GETTING A STUDENT STARTED
When I teach students for their first year of music lessons, it's crucial for me to help them become aware of the musical sounds they create, to develop their ear for music. This is the hardest work a teacher ever does! It requires massive patience, good spirits, a sense of exploration and fun.

Developing your ear or your child's is absolutely essential if you're going to enjoy making music throughout life. Parents can provide a rich home environment by playing CDs, tapes, and videos of great musicians as my mother did. Parents can also walk-the-talk by learning to play an instrument themselves. I promise you that your kids will love for you to try to make music with them! My mom (on piano) and dad (he loved clarinet) never became very good at playing music, but I loved to hear them try!

WHAT WE USE AT LESSONS
I believe that variety is important, so I encourage my students to play from a number of music books. On strings, beginners start out with a book of popular Suzuki pieces that they learn with the help of a CD and with a technique builder, also with a CD. In the early going I teach my students pieces without the sheet music but concurrently help them to learn to read music. On piano, I help my students to become comfortable with the keyboard, learning simple tunes, and reading first notes from their music books. We learn pieces, theory, and even write a few original tunes in the first few months. What an exciting moment the first time they play a piece using both hands and reading both clefs!
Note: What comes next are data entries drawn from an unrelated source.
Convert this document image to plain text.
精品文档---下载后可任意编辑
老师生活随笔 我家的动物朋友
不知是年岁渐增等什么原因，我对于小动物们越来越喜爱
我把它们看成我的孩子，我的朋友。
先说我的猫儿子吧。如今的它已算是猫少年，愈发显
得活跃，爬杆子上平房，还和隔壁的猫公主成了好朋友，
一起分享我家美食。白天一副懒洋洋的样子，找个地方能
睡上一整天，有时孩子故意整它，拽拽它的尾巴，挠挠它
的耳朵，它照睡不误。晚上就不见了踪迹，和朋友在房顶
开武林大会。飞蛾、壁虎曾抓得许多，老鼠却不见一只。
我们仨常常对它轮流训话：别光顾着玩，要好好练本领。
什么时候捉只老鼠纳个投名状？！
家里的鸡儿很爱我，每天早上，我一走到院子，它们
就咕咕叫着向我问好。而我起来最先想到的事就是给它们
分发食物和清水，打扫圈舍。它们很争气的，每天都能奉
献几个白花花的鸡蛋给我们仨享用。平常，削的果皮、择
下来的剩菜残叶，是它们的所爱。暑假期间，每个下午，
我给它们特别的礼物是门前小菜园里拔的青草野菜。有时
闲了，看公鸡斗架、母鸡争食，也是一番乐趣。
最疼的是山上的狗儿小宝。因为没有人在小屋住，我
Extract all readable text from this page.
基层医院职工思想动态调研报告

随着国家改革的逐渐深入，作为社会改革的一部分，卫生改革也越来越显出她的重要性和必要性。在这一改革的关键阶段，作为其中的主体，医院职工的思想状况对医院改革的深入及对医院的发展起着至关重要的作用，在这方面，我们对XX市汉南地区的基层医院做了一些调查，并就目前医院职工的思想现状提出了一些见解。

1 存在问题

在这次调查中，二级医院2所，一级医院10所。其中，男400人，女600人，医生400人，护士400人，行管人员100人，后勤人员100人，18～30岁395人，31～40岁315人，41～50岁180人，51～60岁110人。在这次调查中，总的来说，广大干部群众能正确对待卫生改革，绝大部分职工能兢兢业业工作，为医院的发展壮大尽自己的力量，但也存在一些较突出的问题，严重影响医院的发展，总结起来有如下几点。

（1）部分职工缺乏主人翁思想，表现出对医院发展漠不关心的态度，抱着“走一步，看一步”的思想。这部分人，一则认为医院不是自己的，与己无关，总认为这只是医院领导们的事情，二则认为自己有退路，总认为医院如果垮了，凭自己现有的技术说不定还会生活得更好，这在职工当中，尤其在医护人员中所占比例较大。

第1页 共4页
For me, the most rewarding time is when a student’s abilities allows us to play duets (and trios with a
participating parent). It's like a miracle to see the smiles of joy after such accomplishment!

A NATURAL APPROACH
It's important to learn music in a way that makes it all seem totally natural. I blend theory and technique study into our regular lesson time as we practice our fun pieces. My students quickly learn to recognize all the signs, notes, and terms in their music as I point things out and ask them questions. I encourage students to take a new piece of music and examine it closely. They learn to recognize a lot about it before they play their first note! The clef(s), key signature, time signature, tempo indication(s), dynamics, phrasing, accidentals, repeat signs, what looks easy and what looks hard. A student is halfway home to learning a piece before they play the first note.

I help my students develop good practice habits, to practice slowly at first. Then I encourage them to let loose with their energies and emotions. Music making isn't just about making beautiful sounds; it's also about expressing deep feelings. So we develop our technical skills to the highest levels as a vehicle to express every nuance of our emotions.

 
 

During lessons, my students play for me a lot. And I respond. First I praise and praise and praise. "You did this great, and this was really good, and this really moved me! Well, now over here we had a little problem, right?" My students trust me because I'm always honest about what isn't at a top level. But never do the problems become as important as the SUCCESS. One measure of success is my students’ performances on recitals.

   


THE RECITALS
We do 2 recitals a year at my house to standing-room-only crowds. My students prepare for a recital for the preceding 6 weeks at their lessons. We practice everything: I applaud, they bow, they recite their speech, and they play their piece through. As the weeks pass, my job becomes less of critique and more of encouraging. Students tend to be too hard on themselves! I keep them focused on success and the beauty of their playing. Oh, how proud their parents and I am of them when they play on the recital and do great! It's rare for one of my students to not perform at or above their level in performance.

There are also other performing opportunities for my students in the Santa Rosa area including competitions and community musical outreach concerts. I encourage my students to perform and compete as often as they can, reminding them that winning is secondary, that the goal is always to play well, to feel good about yourself, to work hard and do your personal best.